Whether you are in favor of Chris Quinn becoming mayor or not, I will tell you this: She did a very good job for seven and a half years of keeping legislation that never should have made it to the floor, that would have been damaging to the city, from ever getting there.

Bottling up bills that might pass is, indeed, one of the chief duties of a legislative leader, but it’s also a big reason that legislative leaders rarely ascend to executive offices.

De Blasio promised a more populist administration that would tackle rising inequality in the “two cities” of New York, even if some of his proposals (such as an income surtax on the wealthy to pay for more education spending) will ultimately be decided by the state legislature. The New Republic’s Marc Tracy summed up de Blasio’s message with a phrase that’s more commonly associated with conservatives at the national level:

In response to criticisms that some of his plans are a bit too far-reaching or too difficult to enact, he retorted that nothing is too far-reaching or too difficult for the five boroughs. Call it Bill de Blasio’s New York exceptionalism.

Colorado recoil

“Legislation that should have never made it to the floor” is how the National Rifle Association feels about a package of gun-control laws that passed the Colorado legislature earlier this year. On Tuesday the NRA got its revenge by winning recall votes against two state senators who backed the laws, despite being greatly outspent by gun-control advocates such as … Michael Bloomberg.

In both cases, fewer people voted to recall the senators than voted for their losing opponents in their last contested elections (in 2010), but off-year elections are all about turnout. Seth Masket, analyzing the results in the Mischiefs of Faction blog, noted, “About 36% of registered voters in the Pueblo district turned out, and only about 21% of registered voters in Colorado Springs did so.”
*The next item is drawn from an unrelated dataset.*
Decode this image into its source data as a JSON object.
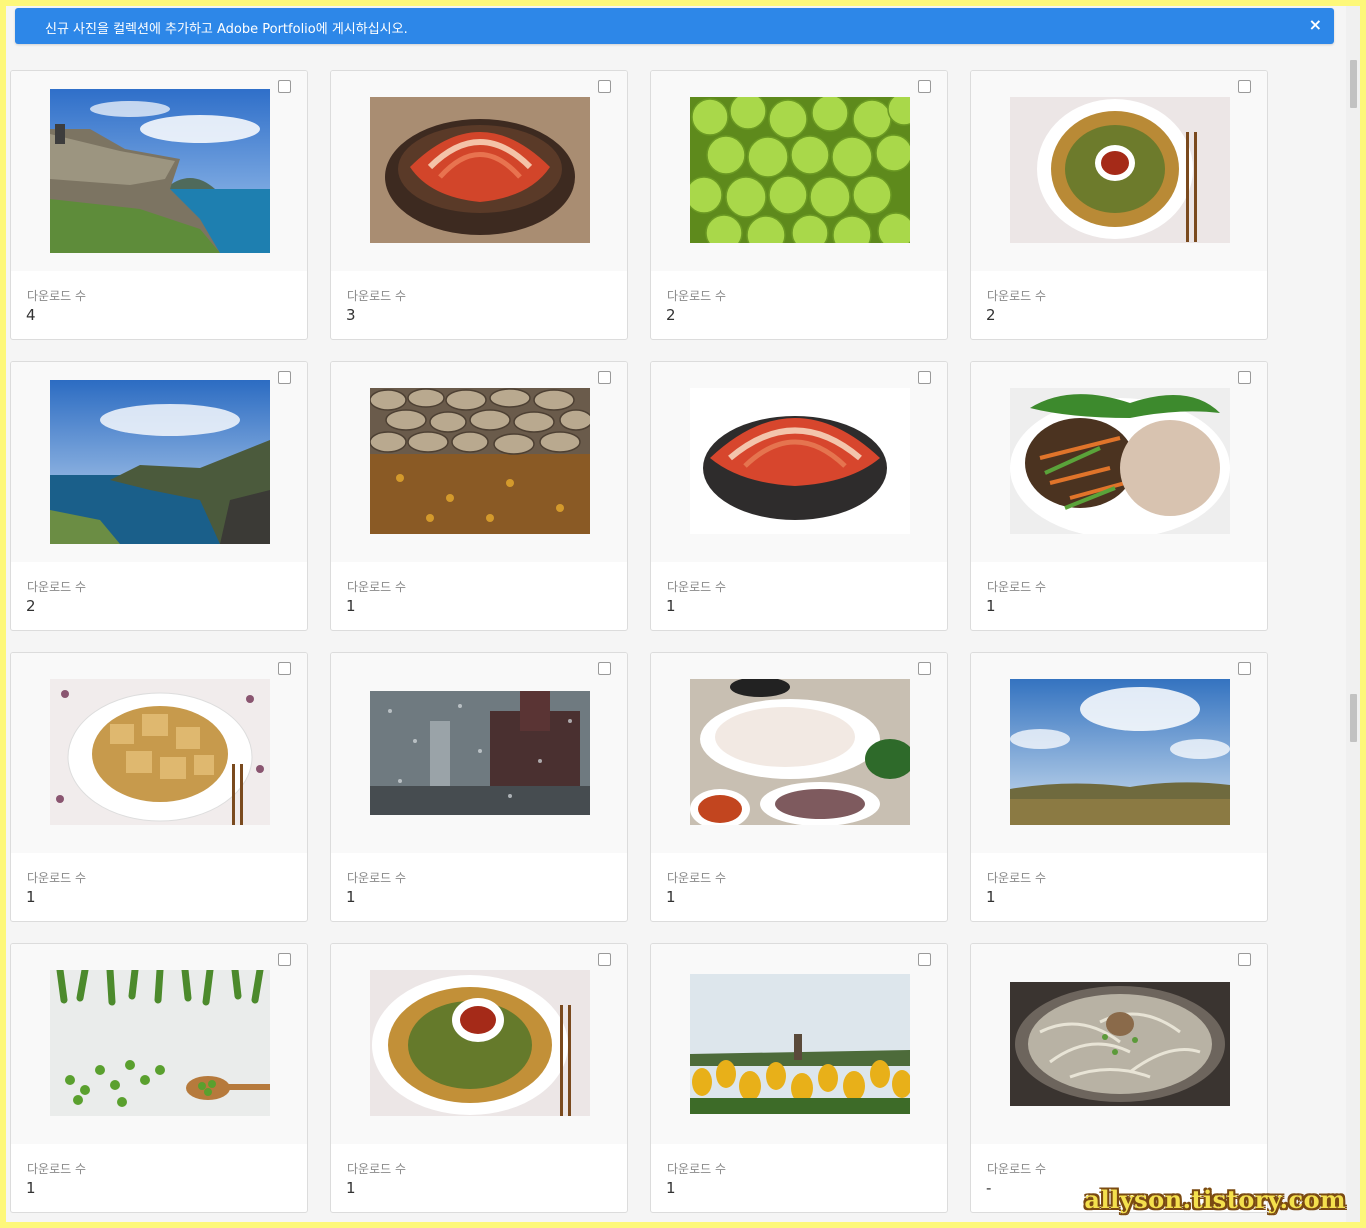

The predictably low turnout for a non-presidential election frustrated Mother Jones’s Kevin Drum:

I’ll confess that since I have no real experience with this kind of thing, it all puzzles me. Why don’t young and minority voters tend to turn out except in presidential elections? I'm aware that they don’t, and that Democrats have spent plenty of time trying to figure out how to change that, but it’s still something of a mystery.

My own suspicion is that younger and less politically involved citizens overestimate the power of executive officials and fail to grasp how much power legislators have to stymie the big plans coming from the White House, the governor’s office, or City Hall. Political scientist Brendan Nyhan explains this misperception as the Green Lantern Theory, appropriately named after a comic-book superhero. (Can you imagine the characters in The Big Bang Theory voting in a City Council election?)

The Green Lantern theory can also explain why less-consistent voters often grow disenchanted with chief executives who promise big changes but inevitably have to compromise to get anything done. In other words: Watch out, de Blasio.